Bottle shop P&V calls last drinks in Paddington, hatted Porcine expands
The French tech-focused restaurant will introduce more “knife and fork dining” to its side wine bar.
Hatted Paddington restaurant Porcine will take full control of L’Avant Cave wine bar in Paddington from January, and P&V Wine + Liquor Merchants, with whom it shares the building and courtyard bar, will withdraw from the suburb at the end of the year.
“We’re drinking the last of Oxford Street,” says P&V co-owner Mike Bennie. “This is not one of those doom and gloom stories. After five years our lease is up and we want to focus again on the Newtown store.”
For the last five years, Porcine has been serving French dishes with a focus on technique rather than P&V. Bennie says the two businesses have a great relationship as upstairs and downstairs tenants, and the decision earlier this year to entrust the food from P&V’s lush courtyard bar to Porcine will ensure a smoother transition for regulars.

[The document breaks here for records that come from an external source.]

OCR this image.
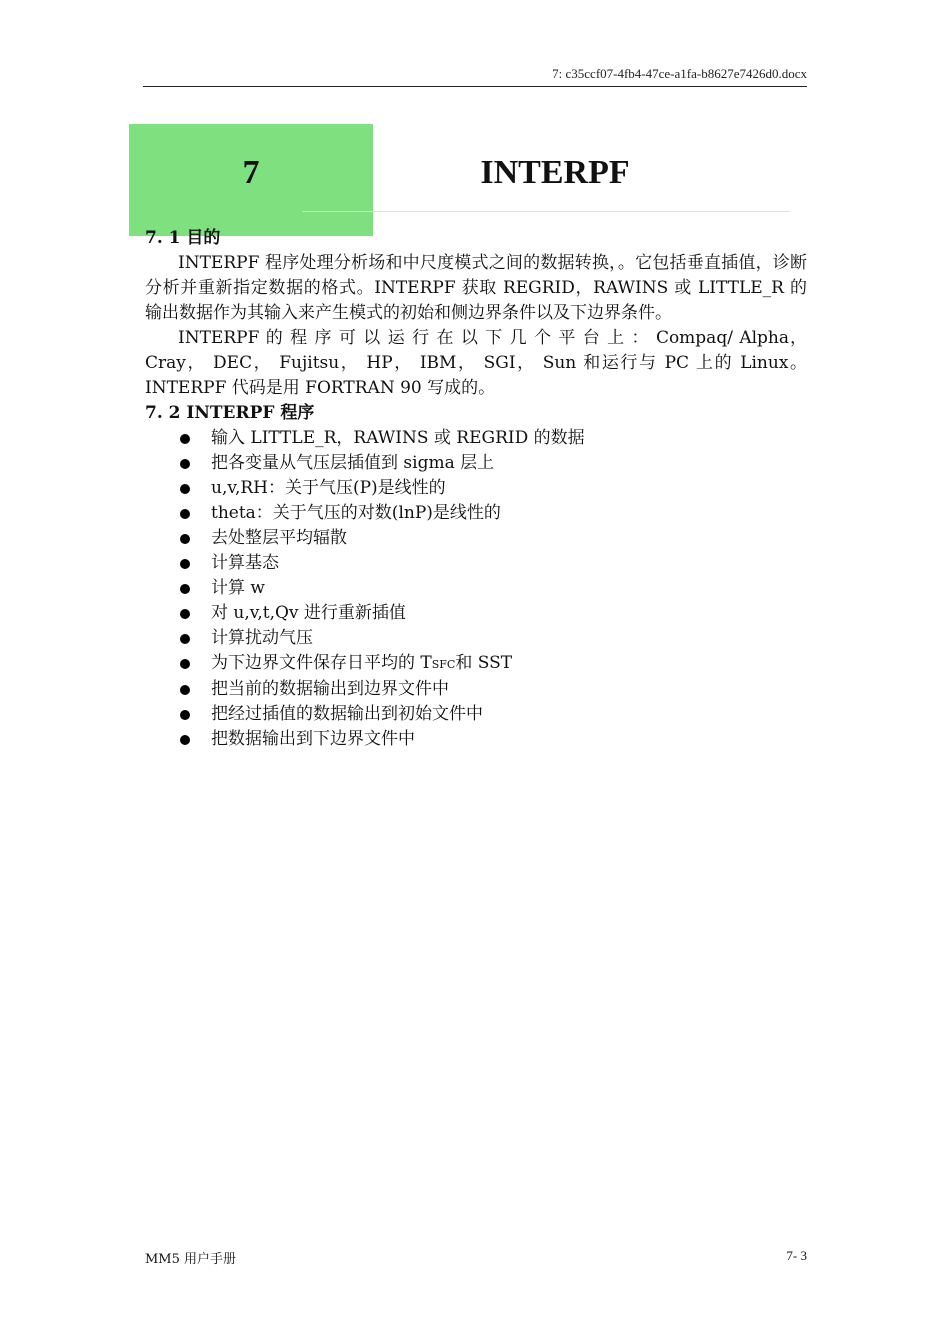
7: c35ccf07-4fb4-47ce-a1fa-b8627e7426d0.docx
7	INTERPF
7. 1 目的

INTERPF 程序处理分析场和中尺度模式之间的数据转换，。它包括垂直插值，诊断分析并重新指定数据的格式。INTERPF 获取 REGRID，RAWINS 或 LITTLE_R 的输出数据作为其输入来产生模式的初始和侧边界条件以及下边界条件。

INTERPF 的 程 序 可 以 运 行 在 以 下 几 个 平 台 上 ： Compaq/ Alpha， Cray， DEC， Fujitsu， HP， IBM， SGI， Sun 和运行与 PC 上的 Linux。INTERPF 代码是用 FORTRAN 90 写成的。

7. 2 INTERPF 程序
输入 LITTLE_R，RAWINS 或 REGRID 的数据
把各变量从气压层插值到 sigma 层上
u,v,RH：关于气压(P)是线性的
theta：关于气压的对数(lnP)是线性的
去处整层平均辐散
计算基态
计算 w
对 u,v,t,Qv 进行重新插值
计算扰动气压
为下边界文件保存日平均的 TSFC和 SST
把当前的数据输出到边界文件中
把经过插值的数据输出到初始文件中
把数据输出到下边界文件中
MM5 用户手册	7- 3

“We’re getting off the couch and into the bedroom,” Porcine chef and co-owner Nicholas Hill joked when the collaboration between the businesses was announced in March. What to expect at one of Sydney’s best wine bars as P&V moves to Porcine flying solo?
Porcine’s co-owner Matt Fitzgerald said they will remove the big wall refrigerator and install a banquette in time for L’Avant Cave’s reopening in mid-January, following the last maintenance under P&V supervision on Dec. 31. The bottle shop, where P&V is a strong suit, will be turned around under the new operator.
“We have a license, so we still [buy takeaway wine] At L’Avant Cave,” says Fitzgerald. A grab bar for diners at Porcine restaurants will be added to the space and there will be a change in food presentation.
“There will be some more knives and forks [food]“We’re still going to keep the fun vibe,” says Fitzgerald.
Porcine has been on the awards list lately. Hill is in Paris this week to receive the Next Generation Discovery Award from La Liste, a respected French-based global restaurant guide. Won the high pressure in May Bocuse d’Or’s Australian tourIt is often referred to as the Olympics of the cooking world.
Bennie says he is proud of P&V’s five years on Oxford Street, seeing the wine bar’s former head chefs move to high-profile restaurants, as well as overcoming the challenge of launching during COVID.
He is looking forward to celebrating the last month of his bottle shop in Paddington. “This is our last chance to capture the different P&V vibe, the unique personality we bring to the venue before the change.”